The Nisbets survey has shown that pay isn’t the most common reason as to why individuals leave a business.

Whelehan claims that pay does get people through the door, however, she also suggests that it doesn’t mean they will stay. “You pay someone once – it’s what they expect so it’s only going to make a difference if you pay them more, again and again. The hotel industry isn’t synonymous with massively high salaries.”

Contrary to the industry norm, owner of Gibbon Bridge, Janet Simpson, a four-star hotel in Chipping, Lancashire, pays all staff by the hour “which is not normal practice in the catering industry,” she says,” but if you pay by the hour then you’re not asking them to do something in their own time.” To maintain service standards, all 40 staff members are given in-house training and the opportunities to learn new skills through taking NVQs.

It’s clear that staff development is crucial to staff development; The Lancaster Hotel has a low staff turnover because it develops people and opportunities “whereas some industries don’t,” Whelehan says. “We invest in development opportunities and give people the chance of promotion.”

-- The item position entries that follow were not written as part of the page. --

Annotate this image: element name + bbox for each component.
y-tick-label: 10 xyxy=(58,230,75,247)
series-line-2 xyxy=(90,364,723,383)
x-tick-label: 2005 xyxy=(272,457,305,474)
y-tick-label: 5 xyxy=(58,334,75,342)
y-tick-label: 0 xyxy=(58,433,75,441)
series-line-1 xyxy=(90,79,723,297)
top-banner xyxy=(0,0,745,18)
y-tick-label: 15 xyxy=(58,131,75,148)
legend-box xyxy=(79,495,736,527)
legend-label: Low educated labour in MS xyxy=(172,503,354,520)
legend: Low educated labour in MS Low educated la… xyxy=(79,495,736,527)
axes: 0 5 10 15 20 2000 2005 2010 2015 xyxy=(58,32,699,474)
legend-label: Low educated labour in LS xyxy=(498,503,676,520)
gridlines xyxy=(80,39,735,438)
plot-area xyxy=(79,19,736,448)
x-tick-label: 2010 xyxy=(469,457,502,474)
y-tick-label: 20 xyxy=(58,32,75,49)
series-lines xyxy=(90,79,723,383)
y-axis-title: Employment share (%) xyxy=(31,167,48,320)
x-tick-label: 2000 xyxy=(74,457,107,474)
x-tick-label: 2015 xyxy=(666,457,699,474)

Those working at the hotel that are based in a supervisory role, such as the reception shift leader, can apply for the ‘Future Leader’ program. After interviews, 16 people are selected to start the programme with two days’ a week training for seven months. “They work in between, we connect them with the business and expect them to develop and stay with the hotel,” says Whelehan. They have the opportunity to listen to the top people in the company about all the elements of the hotel such as strategy and finance, as well as attend seminars.

Through the apprenticeship scheme, young people at the hotel are matched with an appropriate senior member of the team. Whelehan says: “When we had a new painting and decorating apprentice, we buddied him with a senior member of staff so they were working together. The apprentice’s interpretation of work is going to be different to someone who has worked here for 30 years. The benefit for the apprentice was to learn from the stories and experiences from the older colleague and vice versa. They shared experiences. This wouldn’t work with everyone, but we knew this would work well with these particular individuals.”

Engaging with Team Members

Simpson does agree that employee relationships are important, but “one of the most important aspects of staffing is ensuring everyone feels valued at all levels. Our ethos has been to create a community and family feel through the team.” Simpson has retained her core team since the hotel opened 34 years ago which is impressive. “The success of my retaining staff is being on the shop floor and managing the business 24/7, two way communication with my team and making sure they are part of the success of the hotel,” she adds.

The majority of team managers have regular one to ones with their team at the hotel. Whelehan says: “It’s vital for managers to engage with their team, get to know them and have real relationships with them. If you have ten team members, it will take a while to engage with all of them. At first, the manager initiates the one to ones, but eventually the meetings can be driven by the team member. You can’t get to that situation unless you’ve done the groundwork and developed relationships.”

Additional Benefits and Rewards

Perhaps the key to keeping staff is to recognize the hard work that they do. Fowle says: “Employees must feel valued and recognised that they are doing a job well, not just once but regularly.”

Although perks can help in the job, she does suggest that they need to be tailored to the individual. “You can’t assume everyone wants the same thing – for example, not everyone wants a discounted gym membership.”

Employers should always look after their staff and families. “Make them feel appreciated and inspire them to increase their skills and provide the opportunities for them to move forward within the business.”